O oceano tem um terceiro papel: ele nos ajuda a fazer a transição para uma economia de baixo carbono na medida em que temos fontes de energia renovável no oceano, sendo as energias solar e eólica, mas também marés, ondas e gradientes de salinidade e temperatura. Esses dois últimos precisam ser explorados a ponto de ter um aumento da escala da sua utilização.

IHU – O senhor acompanhou a comitiva brasileira na Conferência de Nice sobre os oceanos. Qual a importância e a dimensão do Tratado de Proteção da Biodiversidade Marinha em Áreas além da Jurisdição Nacional?

Alexander Turra – A importância do Tratado de Jurisdições Internacionais em Nice é muito grande. Tínhamos uma expectativa de que haveria um número suficiente de países ratificando o tratado para ele entrar em vigor, mas isso não aconteceu. Ainda há uma expectativa de que outros países assinem; é necessário, pelo menos, mais 60 países para que o tratado possa entrar em vigor.

Ele é fundamental porque cria instrumentos importantes para que possamos gerenciar a biodiversidade nessas áreas, que são áreas coletivas da humanidade, para que se possa fazer com que os benefícios dessa eventual exploração da biodiversidade (seja para recursos genéticos, seja para o consumo humano) sejam distribuídos de forma equitativa. Infelizmente, não entrou em vigor ainda, mas a expectativa é que até o fim do ano tenhamos 60 países para colocar ele em prática e com o tempo outros países venham a ratificar o tratado.

No Brasil, depende da aprovação do Congresso. E isso, dentro de um Congresso pouco receptivo à pauta ambiental, podemos imaginar que terá uma grande resistência.

IHU – Durante a Conferência da ONU sobre Oceanos, o Brasil não assinou o Apelo de Nice por um tratado ambicioso contra a poluição por plásticos. Como avalia o “Apelo” e a posição do Brasil?

Alexander Turra – O Apelo de Nice para o combate à poluição plástica é um movimento awareness and advocacy que a sociedade civil tem feito tem o seu valor porque traz elementos adicionais para pressionar os países por um tratado mais ambicioso.

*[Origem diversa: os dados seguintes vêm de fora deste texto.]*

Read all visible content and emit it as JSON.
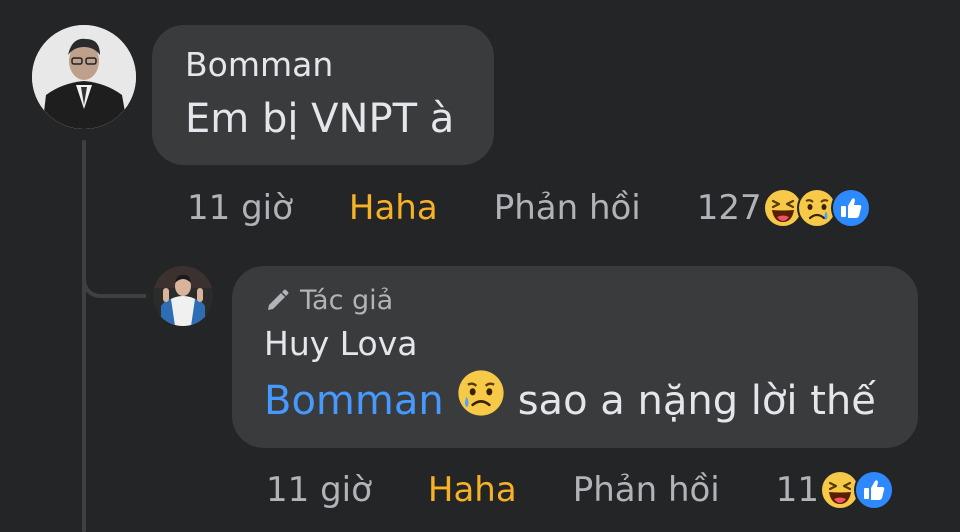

O Brasil não assinou, não porque não concorde com os termos, mas porque, para o país apoiar oficialmente qualquer tipo de manifestação ou documento, precisa tramitar pelos canais oficiais, pelo Itamaraty etc. Então, há toda uma avaliação e aí o Brasil se posiciona e não quando chega uma carta ao longo de um evento. O Brasil não se posicionaria em outras ocasiões em nenhum tipo de pleito ou tema dessa forma.

O assunto foi colocado de forma equivocada na mídia, parecendo que o Brasil não está preocupado com a agenda do lixo no mar, sendo que o Brasil é um dos principais países que trabalha na questão da pesquisa, da educação ambiental e da cultura oceânica, com instrumentos bastante claros e robustos para combater a poluição ambiental por plástico.

O Brasil está lançando a Estratégia Nacional Oceano sem Plástico em sintonia com o teor do tratado. Além disso, temos a Rede Oceano Limpo com oito estados costeiros mobilizados para criar políticas e redes estaduais para de combate ao lixo no mar. É mais uma questão de procedimentos do que com posicionamentos. Isso tem sido veiculado na mídia de forma equivocada, uma vez que o Brasil não ter assinado o documento oficialmente foi apenas por não ter tramitado oficialmente a ponto de o país poder assinar oficialmente.